01 Mar 2005
Amanda Quick (the pen name of Jayne Ann Krentz) writes historical mysteries that are light on facts and heavy on story. She is of the minimalist school, and “Wait Until Midnight” is as grounded in the late Victorian period as Quick’s previous books were in the Regency, which is to say not much. In fact, if you didn’t know, they could have taken place in the same year, so similar they are in its preoccupations with the Quality, its balls, its carriages, maids, and romances.
In “Wait Until Midnight,” Caroline Fordyce supports herself and the two aunts who raised her by penning “sensational” novels for a newspaper. While researching the spiritualism craze for her next work, she encounters Adam Hardesty, who’s hunting for a diary that reveals his family’s secrets. His trail crosses Caroline’s as well as two mediums, one of who is found murdered, wearing a wedding veil and found beside a crushed watch, its hands stopped at midnight.
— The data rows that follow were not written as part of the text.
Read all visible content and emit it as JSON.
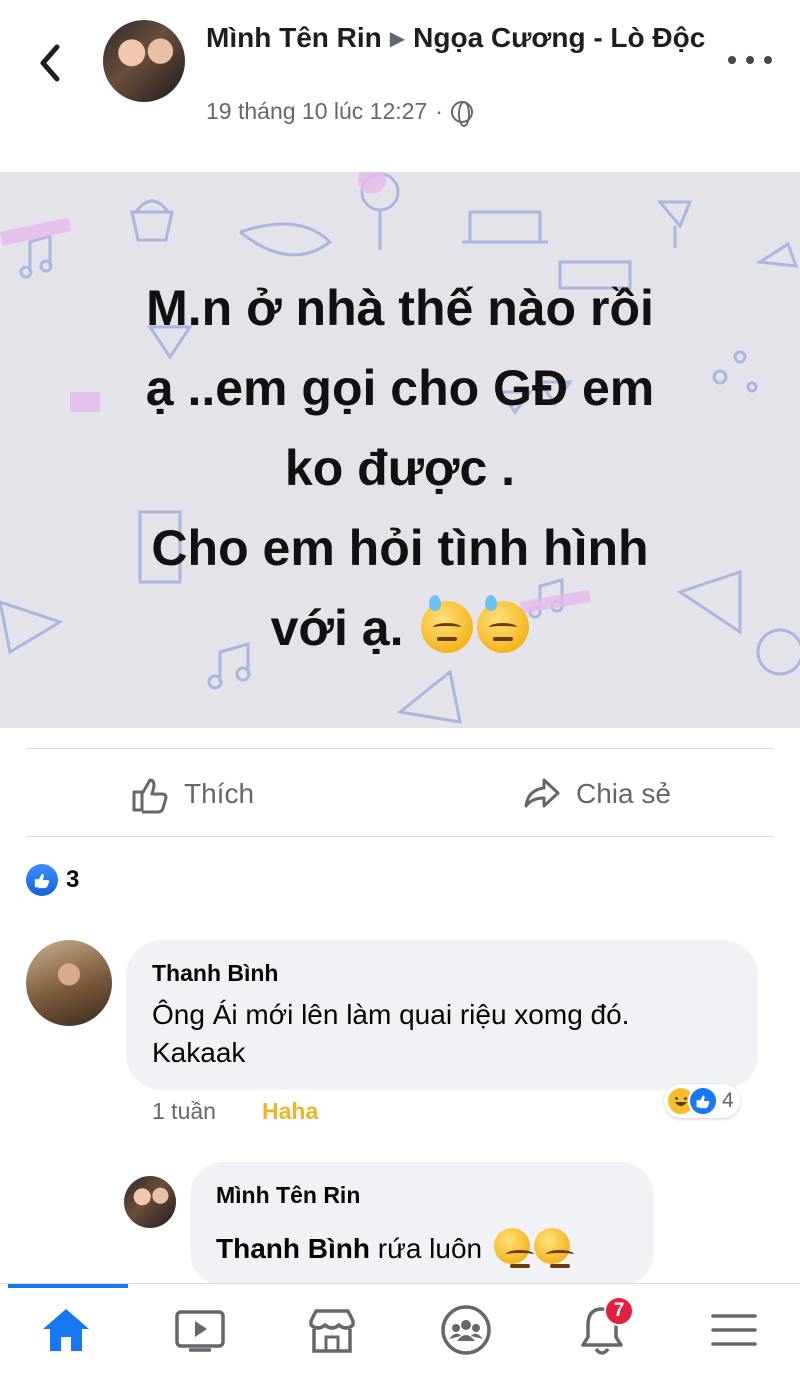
{
  "header": {
    "author": "Mình Tên Rin",
    "target": "Ngọa Cương - Lò Độc",
    "timestamp": "19 tháng 10 lúc 12:27",
    "separator": "·",
    "privacy_icon": "globe-icon"
  },
  "post": {
    "line1": "M.n ở nhà thế nào rồi",
    "line2": "ạ ..em gọi cho GĐ em",
    "line3": "ko được .",
    "line4": "Cho em hỏi tình hình",
    "line5": "với ạ.",
    "background_color": "#e4e3e9"
  },
  "actions": {
    "like_label": "Thích",
    "share_label": "Chia sẻ"
  },
  "reactions": {
    "count": "3"
  },
  "comments": [
    {
      "name": "Thanh Bình",
      "text_line1": "Ông Ái mới lên làm quai riệu xomg đó.",
      "text_line2": "Kakaak",
      "time": "1 tuần",
      "reaction_label": "Haha",
      "reaction_count": "4"
    },
    {
      "name": "Mình Tên Rin",
      "mention": "Thanh Bình",
      "text": "rứa luôn"
    }
  ],
  "nav": {
    "notification_badge": "7",
    "accent": "#1877f2"
  }
}
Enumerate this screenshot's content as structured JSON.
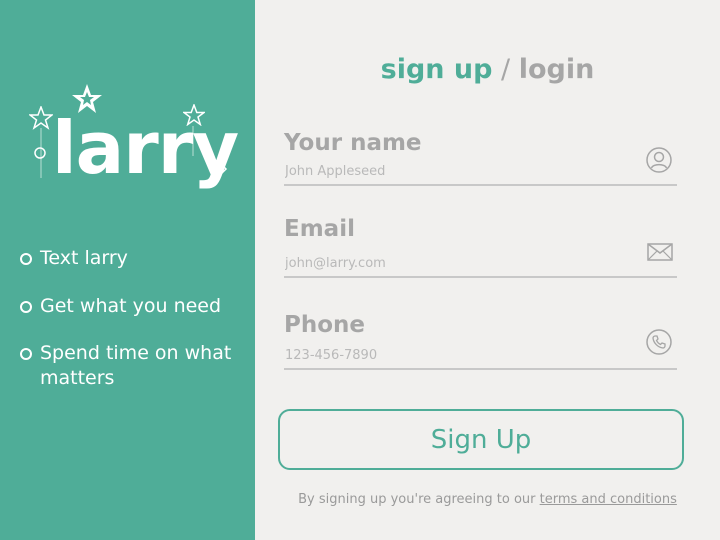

Where Quick excells is in her plotting, throwing in curves that freshen the standard story. Caroline is a popular writer with a secret past, and who masquerades as a widow but in reality a virgin. She is pursued, first as a suspect, then as a lover, by Adam, the brooding, virile hero who lives by his own rules, but is startled, then discomforted to discover that she’s been strip-mining his personality to create the villain of her latest penny dreadful. Worse, he discovers that many in his circle are enthralled by her tales and are eagerly awaiting the villain’s dreadful (and entirely merited) fate.
The Quick prose style is on a par with its namesake. The words flow fast, denuded of reflection, contemplation, depth or description. They are metaphor-free. Scenes are quickly sketched, characters quickly-limned, and the plot quickly dispensed with, and then it’s on to the next scene. These are romantic thriller historicals for readers who want as little history as possible to intrude in what the book’s heroine would term “startling incidents.”
Given these limitations, Quick keeps the plots spinning, the romance heated, and manages to come up with an appropriately creepy climax. It’s all tosh, but pleasurable tosh.